BRD 1974: Pünktlich zur Fußballweltmeisterschaft bestellt der Büroangestellte Ewald Müller, ehemals als Bergmann unter Tage, einen Farbfernseher beim Versandhaus Quelle. Das teure Gerät soll im neuen Partykeller seinen Platz finden, denn Müller plant, gemeinsam mit den Nachbarn alle Begegnungen der bundesdeutschen Nationalmannschaft anzuschauen. Die Idee ist ein Erfolg. Schon zu den Vorbereitungsspielen findet sich bei Bier, Schnaps und Wurstbroten eine fidele Runde aus vier Herren zusammen. Und der Gastgeber schmiedet einen perfiden Plan, dessen Bösartigkeit selbst den verwundern dürfte, der weiß, was Müller regelmäßig seiner Teenagertochter Steffi antut. »Ein Mörder Roman« lautet der Untertitel dieser tiefschwarzen Geschichte, denn was in Müllers Partykeller geschieht, überlebt keines der Opfer des Männerquartetts.

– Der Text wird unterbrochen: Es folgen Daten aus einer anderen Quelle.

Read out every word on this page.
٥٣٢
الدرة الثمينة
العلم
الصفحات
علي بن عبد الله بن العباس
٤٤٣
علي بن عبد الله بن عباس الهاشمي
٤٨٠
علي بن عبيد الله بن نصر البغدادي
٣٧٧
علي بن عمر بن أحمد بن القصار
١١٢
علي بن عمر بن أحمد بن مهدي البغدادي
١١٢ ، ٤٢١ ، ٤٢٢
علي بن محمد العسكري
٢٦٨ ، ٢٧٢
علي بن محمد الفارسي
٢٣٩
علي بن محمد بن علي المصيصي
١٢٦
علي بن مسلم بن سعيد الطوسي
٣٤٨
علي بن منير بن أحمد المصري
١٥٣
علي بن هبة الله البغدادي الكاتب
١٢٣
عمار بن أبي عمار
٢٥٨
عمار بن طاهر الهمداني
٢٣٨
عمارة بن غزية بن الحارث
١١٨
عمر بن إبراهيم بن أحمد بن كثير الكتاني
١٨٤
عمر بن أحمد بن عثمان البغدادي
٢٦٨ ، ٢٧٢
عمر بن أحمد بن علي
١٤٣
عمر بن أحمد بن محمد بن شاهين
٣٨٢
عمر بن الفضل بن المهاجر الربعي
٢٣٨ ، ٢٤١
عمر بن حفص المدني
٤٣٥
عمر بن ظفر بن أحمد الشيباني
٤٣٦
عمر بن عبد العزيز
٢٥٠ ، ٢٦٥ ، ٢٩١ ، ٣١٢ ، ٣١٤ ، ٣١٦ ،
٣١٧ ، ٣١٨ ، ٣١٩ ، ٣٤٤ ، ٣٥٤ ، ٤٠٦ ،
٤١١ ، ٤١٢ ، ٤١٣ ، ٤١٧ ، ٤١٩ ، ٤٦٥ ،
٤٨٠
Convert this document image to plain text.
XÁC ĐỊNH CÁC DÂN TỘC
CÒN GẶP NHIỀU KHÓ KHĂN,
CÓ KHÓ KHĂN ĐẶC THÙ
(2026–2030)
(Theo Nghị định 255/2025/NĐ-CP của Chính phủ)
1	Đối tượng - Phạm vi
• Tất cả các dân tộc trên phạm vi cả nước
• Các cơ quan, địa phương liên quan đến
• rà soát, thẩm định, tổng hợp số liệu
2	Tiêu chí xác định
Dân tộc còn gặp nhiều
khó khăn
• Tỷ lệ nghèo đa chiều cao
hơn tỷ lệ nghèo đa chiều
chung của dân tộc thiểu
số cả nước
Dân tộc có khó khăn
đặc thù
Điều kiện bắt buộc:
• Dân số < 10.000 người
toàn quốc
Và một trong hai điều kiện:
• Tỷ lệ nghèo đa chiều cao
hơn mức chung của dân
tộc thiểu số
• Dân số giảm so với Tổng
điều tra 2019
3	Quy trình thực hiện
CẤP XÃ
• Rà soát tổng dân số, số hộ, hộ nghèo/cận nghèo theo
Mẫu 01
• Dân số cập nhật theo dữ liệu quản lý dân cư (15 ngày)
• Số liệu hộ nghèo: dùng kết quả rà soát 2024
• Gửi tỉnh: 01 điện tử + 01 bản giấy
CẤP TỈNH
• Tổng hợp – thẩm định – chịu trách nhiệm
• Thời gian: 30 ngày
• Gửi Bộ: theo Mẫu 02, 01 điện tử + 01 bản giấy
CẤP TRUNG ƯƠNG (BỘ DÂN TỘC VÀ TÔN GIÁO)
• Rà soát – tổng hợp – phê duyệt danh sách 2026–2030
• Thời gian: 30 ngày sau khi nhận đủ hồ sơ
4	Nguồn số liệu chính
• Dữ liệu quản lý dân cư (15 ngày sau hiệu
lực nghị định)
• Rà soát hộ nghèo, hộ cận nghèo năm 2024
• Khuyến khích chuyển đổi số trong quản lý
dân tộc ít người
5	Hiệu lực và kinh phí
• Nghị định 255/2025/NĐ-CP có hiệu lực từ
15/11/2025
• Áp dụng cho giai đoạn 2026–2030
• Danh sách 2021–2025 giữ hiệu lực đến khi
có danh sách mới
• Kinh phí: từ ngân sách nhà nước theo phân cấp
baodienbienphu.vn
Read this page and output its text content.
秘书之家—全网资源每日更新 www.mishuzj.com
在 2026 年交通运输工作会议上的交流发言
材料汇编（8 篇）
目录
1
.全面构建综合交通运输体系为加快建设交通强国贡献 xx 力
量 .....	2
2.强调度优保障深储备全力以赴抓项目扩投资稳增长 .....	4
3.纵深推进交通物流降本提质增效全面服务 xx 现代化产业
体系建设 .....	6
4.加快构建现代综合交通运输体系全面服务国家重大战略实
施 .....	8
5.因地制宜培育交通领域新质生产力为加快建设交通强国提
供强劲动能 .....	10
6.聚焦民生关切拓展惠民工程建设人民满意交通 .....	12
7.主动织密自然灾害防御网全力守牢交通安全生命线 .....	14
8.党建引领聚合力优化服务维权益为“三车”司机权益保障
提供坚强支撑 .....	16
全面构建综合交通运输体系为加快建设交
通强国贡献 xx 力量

Der Roman »Das Wunder von Runxendorf« von Michael Wäser führt uns zurück in eine Zeit des gesellschaftlichen Aufbruchs, die in der Erinnerung gerne poppig bunt dargestellt wird. Doch das ist nur die Oberfläche. Hinter den Fassaden der properen Vorortsiedlungen herrscht brutale männliche Gewalt und archaische Lust. Täter und Opfer zugleich ist Müllers Sohn Gerald, ein halbwüchsiger Tunichtgut und Herumtreiber, der von seinem Vater zum willfährigen Werkzeug abgerichtet wird.
Präsentiert wird dieser alptraumhafte Plot in einem umgangssprachlichen Plauderton, der den verstörenden Effekt der Lektüre noch verstärkt, zumal die Identität des nicht immer gut informierten Ich-Erzählers erst in der Mitte des Romans gelüftet wird. Dieser Kunstgriff ist nur ein Beispiel für den virtuosen Umgang des Autors mit seinem abgründigen Stoff, den man so schnell nicht vergisst.
Joachim Feldmann (Foto: © Michael Wäser)
Michael Wäser: Das Wunder von Runxendorf. Ein Mörder Roman. Axel Dielmann Verlag, Frankfurt 2021. 224 Seiten. 20 Euro.